Though I primarily consider myself to be first and foremost a competitive marksman, gun owners are actually a pretty diverse group. Even within competitive shooters, there are various disciplines that are very different. Some are more “practical” and simulate the challenges of tactical scenarios, while “benchrest” shooters clamp down their guns and compete based on their ability to tune their guns and ammunition and read wind accurately. However, there are tens of millions of gun owners in the US, and most of them don’t even compete at all. Many of them have guns tucked away in the closet “just in case” and rarely actually shoot. Some shoot casually at shooting ranges. Many hunt, for food or leisure. Some have permits to carry concealed handguns. And while the stereotypical gun owner might be a white conservative man living in a small town, some are like me; well-educated, young, socially liberal, reasonably affluent, and/or living in the suburbs or cities. Even in the San Francisco area, known for its liberal population, there’s a thriving community of gun owners, gun shops, and shooting ranges if you know where to look. So, while the label “gun owner” has a certain stigma (and set of assumptions) attached to it these days, stereotyping us is as misleading as stereotyping any other group of people in this diverse country.

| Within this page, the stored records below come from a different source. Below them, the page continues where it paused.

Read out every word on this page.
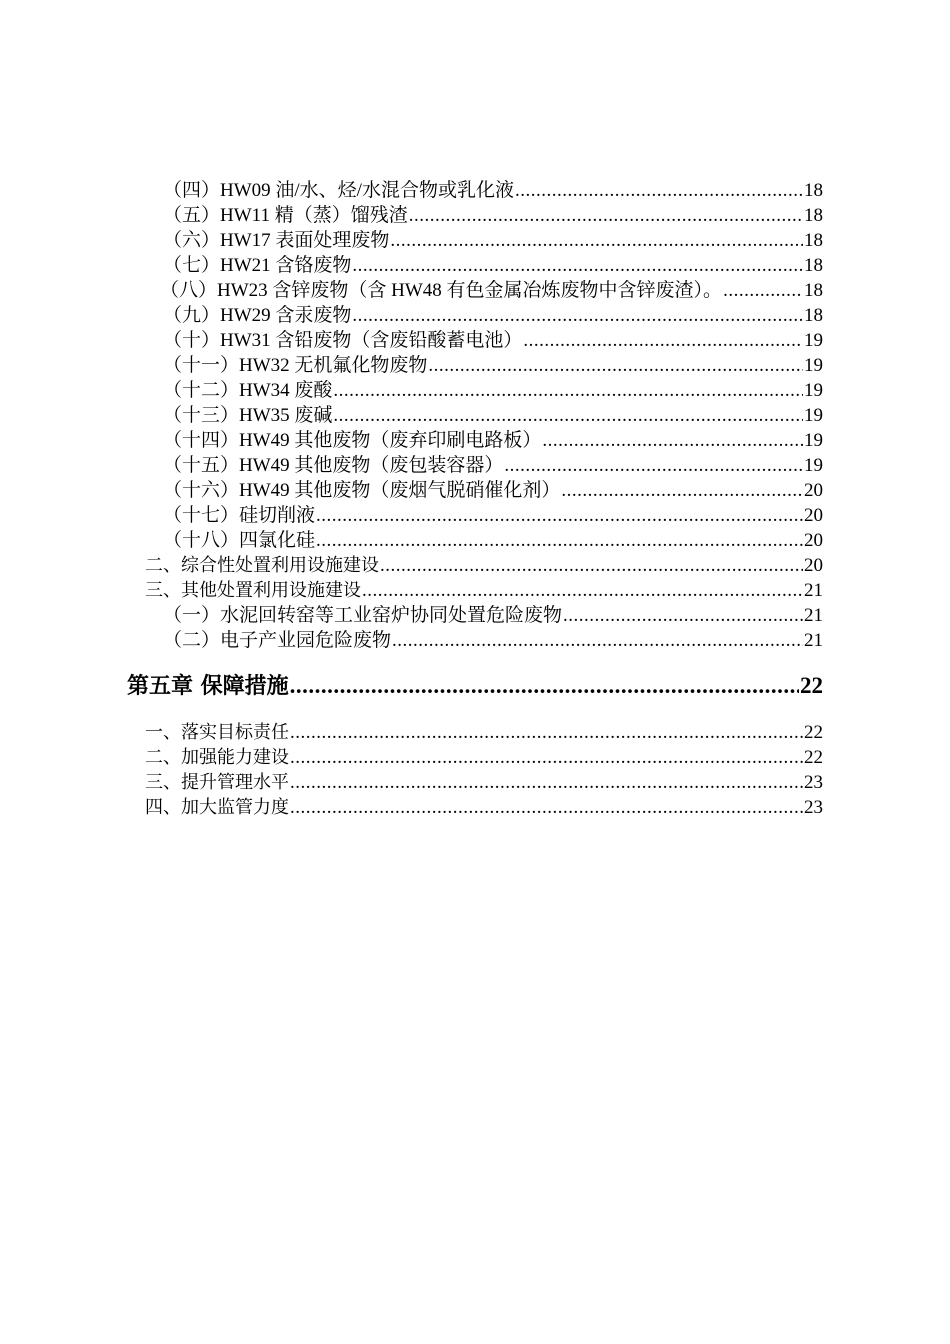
（四）HW09 油/水、烃/水混合物或乳化液 .....	18
（五）HW11 精（蒸）馏残渣 .....	18
（六）HW17 表面处理废物 .....	18
（七）HW21 含铬废物 .....	18
（八）HW23 含锌废物（含 HW48 有色金属冶炼废物中含锌废渣）。 .....	18
（九）HW29 含汞废物 .....	18
（十）HW31 含铅废物（含废铅酸蓄电池） .....	19
（十一）HW32 无机氟化物废物 .....	19
（十二）HW34 废酸 .....	19
（十三）HW35 废碱 .....	19
（十四）HW49 其他废物（废弃印刷电路板） .....	19
（十五）HW49 其他废物（废包装容器） .....	19
（十六）HW49 其他废物（废烟气脱硝催化剂） .....	20
（十七）硅切削液 .....	20
（十八）四氯化硅 .....	20
二、综合性处置利用设施建设 .....	20
三、其他处置利用设施建设 .....	21
（一）水泥回转窑等工业窑炉协同处置危险废物 .....	21
（二）电子产业园危险废物 .....	21
第五章 保障措施 .....	22
一、落实目标责任 .....	22
二、加强能力建设 .....	22
三、提升管理水平 .....	23
四、加大监管力度 .....	23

Now, with that aside, let me talk a little bit about why I carry a gun on my property. First of all, I’m not certain that there aren’t bears or wild pigs around, and both can be quite dangerous. If a pig were to charge at me, I wouldn’t hesitate to shoot it (mmm… free pork). But when it comes to humans, the short answer is, deterrence. Out there, there’s a good chance that anyone who is illegally on my property is also armed. Maybe they are illegal loggers or hunters. Maybe they are illegal marijuana growers. Whoever they may be, by being on my land illegally, I would consider them to be people of questionable moral character. And the reality is, if someone wanted to shoot me and leave me for dead, they could. They’d be far, far away before anyone even noticed I was missing. I carry a gun not because I think I can win in a gun fight, but because it’ll hopefully make someone think twice before shooting at me. If I am unarmed, the equation is simple: if they shoot me, they can get away free. Even if they miss and I call the sheriffs (which I currently can’t since my phone doesn’t work up there), it’ll be an hour before they show up. In fact, there may be more incentive to actually just kill me to avoid the hassle of potentially being identified later (since there won’t be any other witnesses). But, if I am armed, there is more uncertainty: if they try to shoot me, I might shoot back. It’s very, very unlikely I’ll ever get shot at, but anything that makes it even less likely for me to get shot at is a good thing.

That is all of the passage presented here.